The organisms, deer ticks, are not yet confirmed to carry Lyme disease. However, IU researchers said the presence of a known disease vector—like a deer tick—is commonly followed by a rise in the illness caused by the bacteria it carries.
The detection arises from a newly launched project from the IU Environmental Resilience Institute and the Prepared for Environmental Change Grand Challenge to understand and guard against disease-carrying organisms in the state. Project Vector Shield will regularly collect ticks and mosquitoes on the state's southern, eastern and western borders and analyze them to see if they carry diseases that are dangerous to people.

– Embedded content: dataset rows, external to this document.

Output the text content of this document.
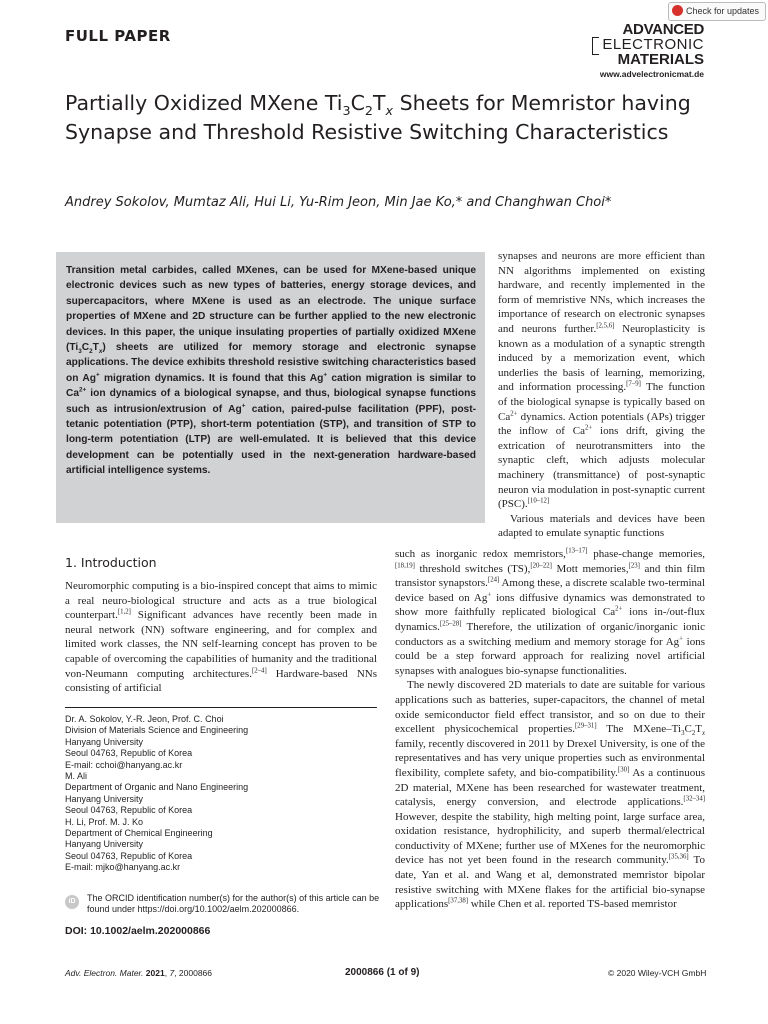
FULL PAPER
Check for updates
ADVANCED
ELECTRONIC
MATERIALS
www.advelectronicmat.de
Partially Oxidized MXene $Ti_3C_2T_x$ Sheets for Memristor having Synapse and Threshold Resistive Switching Characteristics
Andrey Sokolov, Mumtaz Ali, Hui Li, Yu-Rim Jeon, Min Jae Ko,* and Changhwan Choi*
Transition metal carbides, called MXenes, can be used for MXene-based unique electronic devices such as new types of batteries, energy storage devices, and supercapacitors, where MXene is used as an electrode. The unique surface properties of MXene and 2D structure can be further applied to the new electronic devices. In this paper, the unique insulating properties of partially oxidized MXene $(Ti_3C_2T_x)$ sheets are utilized for memory storage and electronic synapse applications. The device exhibits threshold resistive switching characteristics based on Ag+ migration dynamics. It is found that this Ag+ cation migration is similar to $Ca^{2+}$ ion dynamics of a biological synapse, and thus, biological synapse functions such as intrusion/extrusion of Ag+ cation, paired-pulse facilitation (PPF), post-tetanic potentiation (PTP), short-term potentiation (STP), and transition of STP to long-term potentiation (LTP) are well-emulated. It is believed that this device development can be potentially used in the next-generation hardware-based artificial intelligence systems.
synapses and neurons are more efficient than NN algorithms implemented on existing hardware, and recently implemented in the form of memristive NNs, which increases the importance of research on electronic synapses and neurons further.[2,5,6] Neuroplasticity is known as a modulation of a synaptic strength induced by a memorization event, which underlies the basis of learning, memorizing, and information processing.[7–9] The function of the biological synapse is typically based on $Ca^{2+}$ dynamics. Action potentials (APs) trigger the inflow of $Ca^{2+}$ ions drift, giving the extrication of neurotransmitters into the synaptic cleft, which adjusts molecular machinery (transmittance) of post-synaptic neuron via modulation in post-synaptic current (PSC).[10–12]
Various materials and devices have been adapted to emulate synaptic functions

such as inorganic redox memristors,[13–17] phase-change memories,[18,19] threshold switches (TS),[20–22] Mott memories,[23] and thin film transistor synapstors.[24] Among these, a discrete scalable two-terminal device based on Ag+ ions diffusive dynamics was demonstrated to show more faithfully replicated biological $Ca^{2+}$ ions in-/out-flux dynamics.[25–28] Therefore, the utilization of organic/inorganic ionic conductors as a switching medium and memory storage for Ag+ ions could be a step forward approach for realizing novel artificial synapses with analogues bio-synapse functionalities.

The newly discovered 2D materials to date are suitable for various applications such as batteries, super-capacitors, the channel of metal oxide semiconductor field effect transistor, and so on due to their excellent physicochemical properties.[29–31] The MXene–$Ti_3C_2T_x$ family, recently discovered in 2011 by Drexel University, is one of the representatives and has very unique properties such as environmental flexibility, complete safety, and bio-compatibility.[30] As a continuous 2D material, MXene has been researched for wastewater treatment, catalysis, energy conversion, and electrode applications.[32–34] However, despite the stability, high melting point, large surface area, oxidation resistance, hydrophilicity, and superb thermal/electrical conductivity of MXene; further use of MXenes for the neuromorphic device has not yet been found in the research community.[35,36] To date, Yan et al. and Wang et al, demonstrated memristor bipolar resistive switching with MXene flakes for the artificial bio-synapse applications[37,38] while Chen et al. reported TS-based memristor

1. Introduction
Neuromorphic computing is a bio-inspired concept that aims to mimic a real neuro-biological structure and acts as a true biological counterpart.[1,2] Significant advances have recently been made in neural network (NN) software engineering, and for complex and limited work classes, the NN self-learning concept has proven to be capable of overcoming the capabilities of humanity and the traditional von-Neumann computing architectures.[2–4] Hardware-based NNs consisting of artificial
Dr. A. Sokolov, Y.-R. Jeon, Prof. C. Choi
Division of Materials Science and Engineering
Hanyang University
Seoul 04763, Republic of Korea
E-mail: cchoi@hanyang.ac.kr
M. Ali
Department of Organic and Nano Engineering
Hanyang University
Seoul 04763, Republic of Korea
H. Li, Prof. M. J. Ko
Department of Chemical Engineering
Hanyang University
Seoul 04763, Republic of Korea
E-mail: mjko@hanyang.ac.kr
iD	The ORCID identification number(s) for the author(s) of this article can be found under https://doi.org/10.1002/aelm.202000866.
DOI: 10.1002/aelm.202000866
Adv. Electron. Mater. 2021, 7, 2000866	2000866 (1 of 9)	© 2020 Wiley-VCH GmbH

The project's launch comes at the same time as a recent report from the Centers for Disease Control and Prevention finding that the transmission of diseases from ticks, mosquitoes and fleas has tripled since 2004, including the detection or discovery of nine diseases never previously seen in the U.S.
"Changes in climate, temperature and weather conditions, as well as human activities such as international travel, all contribute to the movement of disease vectors into a new region," said IU Distinguished Professor of Biology Keith Clay, a leader on Project Vector Shield. "But the only way to quickly detect new species or diseases entering an area is regular, long-term data collection, which is rare. There really isn't anyone else conducting this sort of sustained, state-level monitoring project."
Deer ticks—also known as blacklegged ticks—do not currently appear in southern or central Indiana on CDC maps. But Project Vector Shield's data suggests this "safe zone" may be much smaller than previously thought—or nonexistent.